И она указала на Адриенну жестом, полным неизъяснимого презрения и негодования.

— Ну, деточка, что это еще на вас обрушилось? — вкрадчиво шепнул доктор Адриенне, отходя с ней от окна. — Но помните, что бы ни случилось, рассчитывайте на меня!

Затем доктор занял свое место между аббатом и бароном.

При дерзких, вызывающих словах княгини Адриенна вздрогнула; она гордо выпрямилась и, взволнованная и оскорбленная новыми обвинениями, покраснев от гнева, произнесла:

— Я жду вас к себе как можно скорее, дорогой доктор… Вы знаете, что мне необходимо с вами переговорить.

После этих слов девушка взялась за свою шляпку, лежавшую на кресле.

— Это еще что? — воскликнула княгиня, вскочив с места.

— Я ухожу, мадам… Вы объявили мне свою волю, я объявила вам свою.
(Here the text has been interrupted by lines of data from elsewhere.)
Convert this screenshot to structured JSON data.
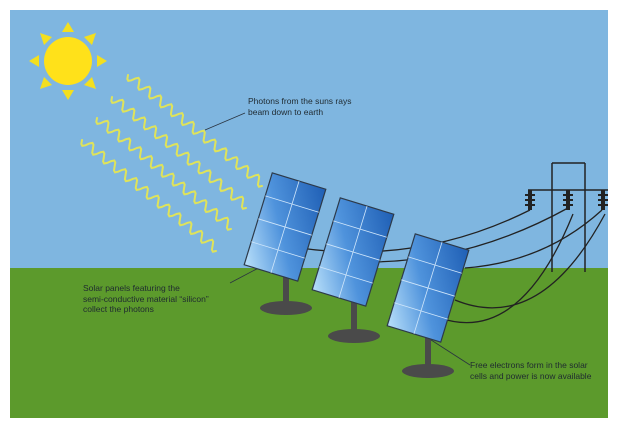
{
  "colors": {
    "sky": "#7fb6e0",
    "ground": "#5c9a2c",
    "sun": "#ffe11a",
    "sun_rays": "#f3df1f",
    "photon_waves": "#dfe35a",
    "panel_dark": "#1f5fb5",
    "panel_light": "#9ed0f5",
    "panel_frame": "#2d3a4a",
    "stand": "#4a4a4a",
    "wire": "#222222"
  },
  "labels": {
    "photons": [
      "Photons from the suns rays",
      "beam down to earth"
    ],
    "panels": [
      "Solar panels featuring the",
      "semi-conductive material “silicon”",
      "collect the photons"
    ],
    "electrons": [
      "Free electrons form in the solar",
      "cells and power is now available"
    ]
  },
  "icons": [
    "sun-icon",
    "photon-wave-icon",
    "solar-panel-icon",
    "power-pole-icon",
    "insulator-icon"
  ]
}
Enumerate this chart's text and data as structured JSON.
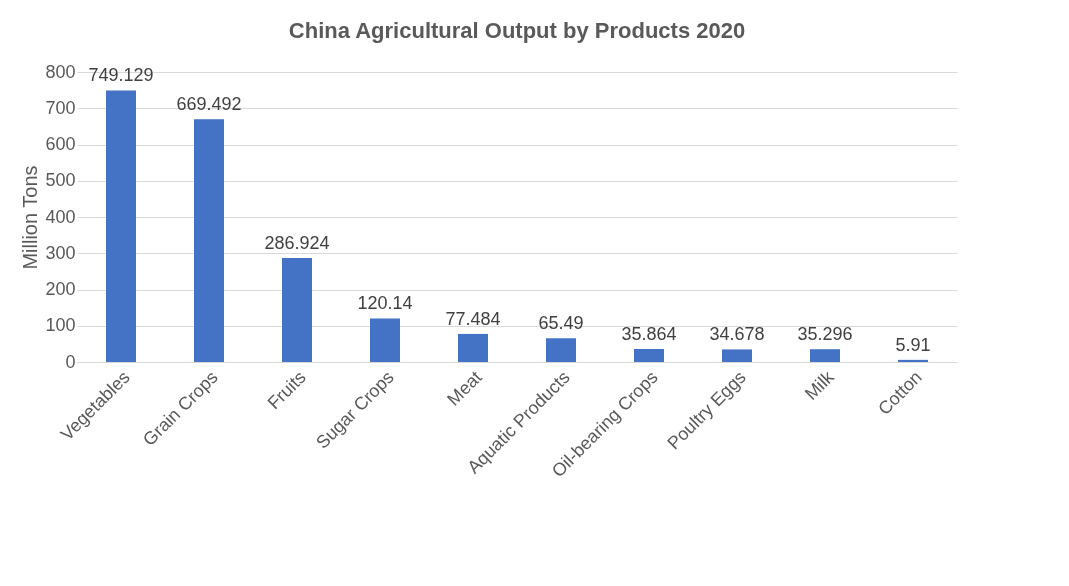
{
  "chart_data": {
    "type": "bar",
    "title": "China Agricultural Output by Products 2020",
    "ylabel": "Million Tons",
    "categories": [
      "Vegetables",
      "Grain Crops",
      "Fruits",
      "Sugar Crops",
      "Meat",
      "Aquatic Products",
      "Oil-bearing Crops",
      "Poultry Eggs",
      "Milk",
      "Cotton"
    ],
    "values": [
      749.129,
      669.492,
      286.924,
      120.14,
      77.484,
      65.49,
      35.864,
      34.678,
      35.296,
      5.91
    ],
    "color": "#4472c4",
    "ylim": [
      0,
      800
    ],
    "yticks": [
      0,
      100,
      200,
      300,
      400,
      500,
      600,
      700,
      800
    ],
    "grid": "y",
    "data_labels": true
  }
}
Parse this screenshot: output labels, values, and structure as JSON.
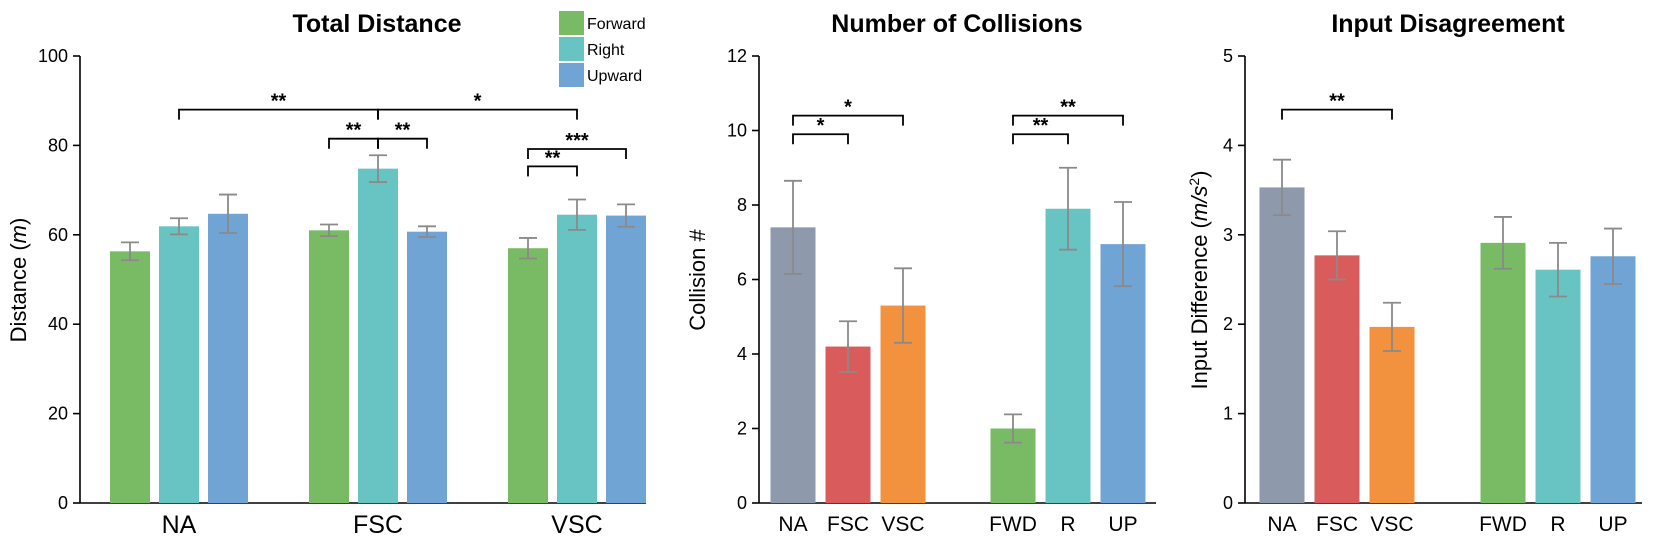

Этого совершенно достаточно. Что касается денежных дел, я поручу их моему поверенному.

Адриенна стала надевать шляпу.

Видя, что жертва ускользает из ее рук, госпожа де Сен-Дизье забыла всякие приличия и, подбежав к племяннице, с яростью схватила ее за руку и закричала:

— Вы не смеете уходить!

— Мадам! — с грустным негодованием воскликнула Адриенна, — что же здесь происходит?..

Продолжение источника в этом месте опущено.